Ilustrasi nyamuk penyebab Demam Berdarah Dengue (DBD). Foto: Freepik.com
Waspada! Puncak Kasus DBD di Jakarta Diprediksi Maret-Mei 2026
Fachri Audhia Hafiez • 27 January 2026 18:14
Jakarta: Dinas Kesehatan (Dinkes) DKI Jakarta mengimbau warga untuk mewaspadai tren kenaikan kasus Demam Berdarah Dengue (DBD) seiring masuknya musim hujan. Berdasarkan pola tahunan, puncak sebaran kasus di Ibu Kota diprediksi akan terjadi pada periode Maret hingga Mei 2026.
"Tren kenaikan kasus DBD-nya di DKI Jakarta sering kali terjadi saat memasuki musim hujan. Puncak kasus terjadi biasanya antara bulan Maret sampai dengan bulan Mei," ujar Kepala Bidang Kesehatan Masyarakat Dinkes Provinsi DKI Jakarta, Sri Puji Wahyuni, saat dihubungi di Jakarta, dilansir Antara, Selasa, 27 Januari 2026.
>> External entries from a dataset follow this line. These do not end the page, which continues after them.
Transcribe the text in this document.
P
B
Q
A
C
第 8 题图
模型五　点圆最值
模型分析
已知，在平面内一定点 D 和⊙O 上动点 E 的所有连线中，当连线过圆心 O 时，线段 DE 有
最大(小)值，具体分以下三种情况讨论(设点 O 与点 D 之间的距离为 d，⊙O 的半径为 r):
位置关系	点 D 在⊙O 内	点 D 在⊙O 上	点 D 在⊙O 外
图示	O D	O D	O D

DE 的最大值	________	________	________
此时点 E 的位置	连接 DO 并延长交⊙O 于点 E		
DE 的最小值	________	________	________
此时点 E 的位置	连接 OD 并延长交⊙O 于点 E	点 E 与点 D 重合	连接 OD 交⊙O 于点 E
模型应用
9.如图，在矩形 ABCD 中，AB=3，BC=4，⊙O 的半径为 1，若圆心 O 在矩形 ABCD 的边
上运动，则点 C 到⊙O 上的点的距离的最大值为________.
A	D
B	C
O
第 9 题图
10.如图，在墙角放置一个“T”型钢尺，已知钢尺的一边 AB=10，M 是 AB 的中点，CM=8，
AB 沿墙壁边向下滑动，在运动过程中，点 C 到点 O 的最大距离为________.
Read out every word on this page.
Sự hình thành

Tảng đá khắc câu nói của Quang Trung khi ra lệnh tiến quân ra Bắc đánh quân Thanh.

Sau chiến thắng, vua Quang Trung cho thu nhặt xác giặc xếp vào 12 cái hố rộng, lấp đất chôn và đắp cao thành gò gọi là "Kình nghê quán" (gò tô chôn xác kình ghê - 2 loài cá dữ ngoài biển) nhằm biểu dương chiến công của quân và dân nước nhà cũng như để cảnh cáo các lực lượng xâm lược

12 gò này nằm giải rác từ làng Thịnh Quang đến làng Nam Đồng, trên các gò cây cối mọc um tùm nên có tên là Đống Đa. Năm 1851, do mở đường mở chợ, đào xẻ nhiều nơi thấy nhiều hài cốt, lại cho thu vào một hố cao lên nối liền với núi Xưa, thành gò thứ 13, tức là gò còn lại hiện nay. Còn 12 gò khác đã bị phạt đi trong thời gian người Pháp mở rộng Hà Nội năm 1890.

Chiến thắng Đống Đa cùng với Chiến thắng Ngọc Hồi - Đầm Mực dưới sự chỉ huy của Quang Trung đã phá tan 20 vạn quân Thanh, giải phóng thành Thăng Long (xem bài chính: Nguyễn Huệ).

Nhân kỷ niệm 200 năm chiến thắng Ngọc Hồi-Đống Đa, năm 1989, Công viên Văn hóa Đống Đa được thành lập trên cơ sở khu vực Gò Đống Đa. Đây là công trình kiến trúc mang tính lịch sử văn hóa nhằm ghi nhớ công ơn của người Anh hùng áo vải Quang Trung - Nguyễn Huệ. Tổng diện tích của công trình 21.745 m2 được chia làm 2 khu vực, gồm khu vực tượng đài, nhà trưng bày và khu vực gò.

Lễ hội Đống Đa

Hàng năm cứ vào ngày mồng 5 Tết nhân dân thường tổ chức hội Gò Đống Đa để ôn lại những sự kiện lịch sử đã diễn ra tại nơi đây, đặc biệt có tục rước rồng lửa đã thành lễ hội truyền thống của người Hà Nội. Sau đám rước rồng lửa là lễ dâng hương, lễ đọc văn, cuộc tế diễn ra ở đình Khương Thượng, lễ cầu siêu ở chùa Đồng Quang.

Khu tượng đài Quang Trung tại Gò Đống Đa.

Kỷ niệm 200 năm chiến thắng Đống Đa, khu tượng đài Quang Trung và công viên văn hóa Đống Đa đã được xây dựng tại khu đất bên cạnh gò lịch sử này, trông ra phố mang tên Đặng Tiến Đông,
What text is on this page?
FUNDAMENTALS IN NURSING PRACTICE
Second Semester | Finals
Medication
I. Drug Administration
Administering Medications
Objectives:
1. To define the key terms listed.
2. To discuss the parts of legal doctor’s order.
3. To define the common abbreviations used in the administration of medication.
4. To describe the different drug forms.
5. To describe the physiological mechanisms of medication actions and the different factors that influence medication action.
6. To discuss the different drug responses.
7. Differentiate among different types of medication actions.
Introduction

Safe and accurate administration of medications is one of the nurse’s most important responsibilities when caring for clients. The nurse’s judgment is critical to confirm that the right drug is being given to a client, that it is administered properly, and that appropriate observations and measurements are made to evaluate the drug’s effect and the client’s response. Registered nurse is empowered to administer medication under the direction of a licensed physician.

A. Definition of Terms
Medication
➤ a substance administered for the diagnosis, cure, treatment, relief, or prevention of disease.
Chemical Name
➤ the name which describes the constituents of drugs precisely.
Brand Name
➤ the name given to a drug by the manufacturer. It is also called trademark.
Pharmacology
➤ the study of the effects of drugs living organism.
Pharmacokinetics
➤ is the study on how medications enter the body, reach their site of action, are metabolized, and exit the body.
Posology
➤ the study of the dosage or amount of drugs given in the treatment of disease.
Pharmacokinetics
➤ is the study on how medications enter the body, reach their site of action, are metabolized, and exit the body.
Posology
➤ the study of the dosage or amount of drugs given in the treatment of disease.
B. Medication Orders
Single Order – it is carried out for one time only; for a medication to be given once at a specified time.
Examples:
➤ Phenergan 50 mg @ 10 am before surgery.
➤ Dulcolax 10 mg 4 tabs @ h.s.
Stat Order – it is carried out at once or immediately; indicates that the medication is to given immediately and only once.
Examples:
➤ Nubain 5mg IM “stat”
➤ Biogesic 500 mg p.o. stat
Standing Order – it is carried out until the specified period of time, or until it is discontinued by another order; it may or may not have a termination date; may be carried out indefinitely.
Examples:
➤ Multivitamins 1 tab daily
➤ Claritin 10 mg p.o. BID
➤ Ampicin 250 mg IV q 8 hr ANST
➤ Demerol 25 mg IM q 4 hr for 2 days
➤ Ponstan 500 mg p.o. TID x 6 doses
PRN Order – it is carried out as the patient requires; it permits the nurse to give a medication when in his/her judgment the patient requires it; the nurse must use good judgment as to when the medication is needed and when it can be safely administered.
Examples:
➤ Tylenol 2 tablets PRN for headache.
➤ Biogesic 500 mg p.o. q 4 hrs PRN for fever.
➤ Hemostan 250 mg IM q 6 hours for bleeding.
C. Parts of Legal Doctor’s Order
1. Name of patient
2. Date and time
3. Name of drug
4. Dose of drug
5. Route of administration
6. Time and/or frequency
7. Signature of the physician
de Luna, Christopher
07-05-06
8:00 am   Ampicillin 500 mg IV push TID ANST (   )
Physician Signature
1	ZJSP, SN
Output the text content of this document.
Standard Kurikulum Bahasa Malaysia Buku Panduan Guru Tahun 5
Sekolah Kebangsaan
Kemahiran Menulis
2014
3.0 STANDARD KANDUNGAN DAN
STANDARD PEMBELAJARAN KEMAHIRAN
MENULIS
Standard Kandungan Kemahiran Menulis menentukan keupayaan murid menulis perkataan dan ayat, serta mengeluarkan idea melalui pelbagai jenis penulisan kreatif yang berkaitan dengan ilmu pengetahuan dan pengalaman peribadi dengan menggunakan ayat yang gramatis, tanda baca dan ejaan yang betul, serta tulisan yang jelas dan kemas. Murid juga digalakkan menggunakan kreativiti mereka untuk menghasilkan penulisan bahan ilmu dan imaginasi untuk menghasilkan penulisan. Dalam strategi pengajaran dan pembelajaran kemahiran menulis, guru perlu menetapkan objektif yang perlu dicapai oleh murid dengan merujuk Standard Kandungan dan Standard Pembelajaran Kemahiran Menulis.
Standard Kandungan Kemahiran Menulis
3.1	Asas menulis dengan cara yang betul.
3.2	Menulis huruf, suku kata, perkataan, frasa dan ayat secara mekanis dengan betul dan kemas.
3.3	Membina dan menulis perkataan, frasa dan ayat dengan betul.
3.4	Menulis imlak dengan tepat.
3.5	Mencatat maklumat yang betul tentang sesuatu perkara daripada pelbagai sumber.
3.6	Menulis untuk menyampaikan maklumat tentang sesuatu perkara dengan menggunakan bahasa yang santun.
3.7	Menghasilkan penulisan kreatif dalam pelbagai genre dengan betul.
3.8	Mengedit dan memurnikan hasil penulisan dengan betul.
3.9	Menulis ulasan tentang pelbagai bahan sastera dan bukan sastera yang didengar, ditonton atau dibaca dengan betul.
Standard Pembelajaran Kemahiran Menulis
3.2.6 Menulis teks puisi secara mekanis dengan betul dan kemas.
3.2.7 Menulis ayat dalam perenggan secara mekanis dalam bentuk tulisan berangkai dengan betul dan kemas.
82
Sri memaparkan, hingga minggu kedua Januari 2026, tercatat sebanyak 143 kasus DBD telah dilaporkan. Meski angka ini lebih rendah dibanding periode yang sama pada 2025 yang mencapai 289 kasus, namun data menunjukkan adanya tren peningkatan jika dibandingkan dengan minggu terakhir Desember 2025.
"Tetapi apabila dibandingkan dengan minggu terakhir bulan Desember tahun 2025, awal Januari 2026 sudah terjadi kenaikan kasus," ujar Sri.
Selain DBD, Sri juga mengingatkan risiko penyakit lain seperti flu dan Infeksi Saluran Pernapasan Akut (ISPA) yang meningkat akibat kondisi udara yang lembap. Ia menekankan pentingnya menjaga daya tahan tubuh dan sirkulasi udara di dalam ruangan agar potensi penularan virus dapat ditekan.
"Penting bagi masyarakat untuk menjaga daya tahan tubuh, memastikan ventilasi rumah yang baik, serta menerapkan perilaku hidup bersih dan sehat," tegas Sri.
.jpeg)
Ilustrasi hujan. Foto: Media Indonesia/Ramdani.
Di sisi lain, Badan Nasional Penanggulangan Bencana (BNPB) turut memperingatkan potensi hujan intensitas sedang hingga lebat hingga Kamis, 29 Januari 2026. Merespons peringatan dini dari BMKG tersebut, Pemerintah Provinsi DKI Jakarta resmi memperpanjang Operasi Modifikasi Cuaca (OMC).
Awalnya, OMC direncanakan berakhir pada hari ini, namun kini diperpanjang hingga 1 Februari 2026. Langkah ini mencakup wilayah penyangga Jakarta guna mengantisipasi risiko banjir kiriman serta menekan curah hujan yang berlebihan di kawasan Ibu Kota.